Philip Fong | AFP | Getty images

Japan inflation in January has climbed 4% over a year, reaching its highest level since January 2023, further strengthening the case for the country’s central bank increases.

The central inflation rate – which excludes prices from fresh food – increased to 3.2% compared to 3% During the previous month and beat economists’ expectations by 3.1%, according to a Reuters survey. This figure was the highest since June 2023.

The “nucleus-nucleus” inflation rate, which removes fresh food and energy prices and is closely monitored by the BOJ, climbed slightly to 2.5% compared to 2.4% during the month previous.

The rate of inflation of the securities, which had reached 3.6% in December, remained above the target of 2% of the bank by 2% for 34 consecutive months.

Immediately after the release of data, the Yen strengthened 0.15% to negotiate at 149.39 against the dollar.

Inflation figures strengthen the case of rate increases by BOJ, which deliberated tightening rates at its January meeting, with its Summary of opinions Warning of inflation and weakness risks in the yen.

“It will be necessary that the bank adjusts the degree of monetary accommodation from the point of view of the avoidance of the amortization of the yen and the overheating of financial activities, which both seem to excessively high expectations of relaxation continuous monetary “, the summary of the Boj read.

The data also occurs after growth in the country’s GDP has beaten expectations on a quarter -in -quarter and annualized basis, increasing 0.7% and 2.8% respectively.
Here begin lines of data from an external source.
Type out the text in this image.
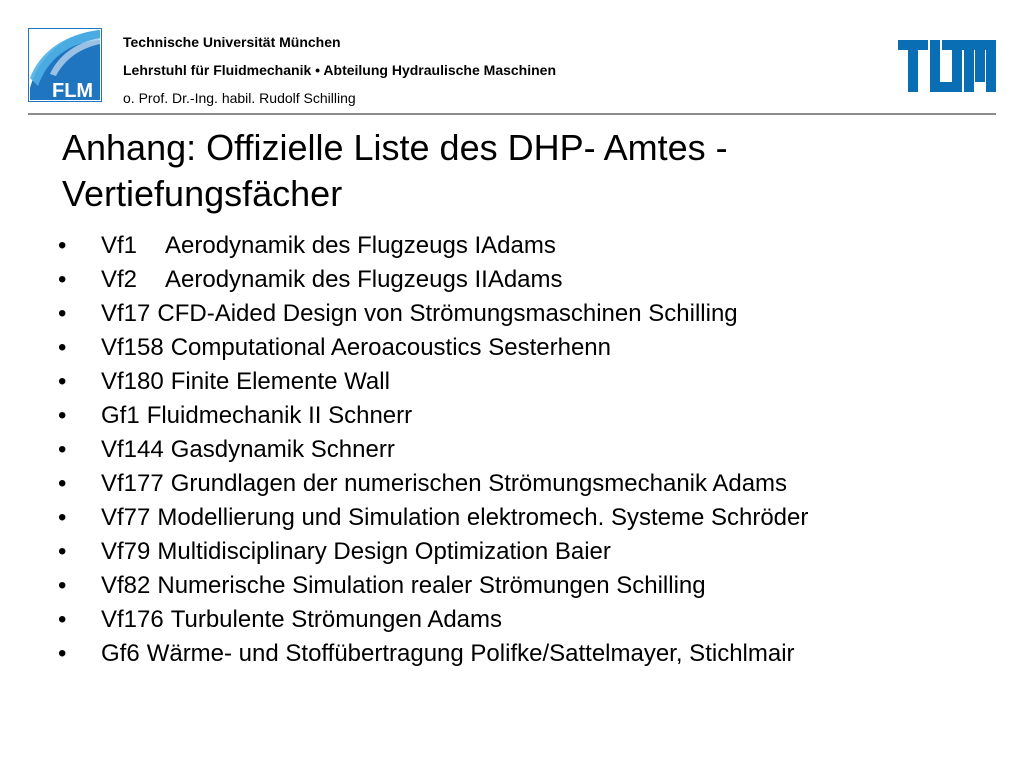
FLM
Technische Universität München
Lehrstuhl für Fluidmechanik • Abteilung Hydraulische Maschinen
o. Prof. Dr.-Ing. habil. Rudolf Schilling
Anhang: Offizielle Liste des DHP- Amtes -
Vertiefungsfächer
• Vf1 Aerodynamik des Flugzeugs IAdams
• Vf2 Aerodynamik des Flugzeugs IIAdams
• Vf17 CFD-Aided Design von Strömungsmaschinen Schilling
• Vf158 Computational Aeroacoustics Sesterhenn
• Vf180 Finite Elemente Wall
• Gf1 Fluidmechanik II Schnerr
• Vf144 Gasdynamik Schnerr
• Vf177 Grundlagen der numerischen Strömungsmechanik Adams
• Vf77 Modellierung und Simulation elektromech. Systeme Schröder
• Vf79 Multidisciplinary Design Optimization Baier
• Vf82 Numerische Simulation realer Strömungen Schilling
• Vf176 Turbulente Strömungen Adams
• Gf6 Wärme- und Stoffübertragung Polifke/Sattelmayer, Stichlmair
However, GDP growth in full year for 2024 has slowed 0.1%, a sharp drop in growth of 1.5% observed in 2023.

In a note before the inflation data press release, Commonwealth Bank of Australia said the case for an increase in previous rates has been strengthened in recent weeks due to high Japanese economic data.

Analysts from Bank of America wrote in a post earlier this week that the BOJ was also “increasingly concerned” by the risk of inflation, which will increase the possibility of previous increases and a more terminal rate pupil.

Analysts also provide that BOJ will increase in June and December and increase its terminal rate forecast to 1.5% with two additional increases in June 2026 and the first quarter of 2027.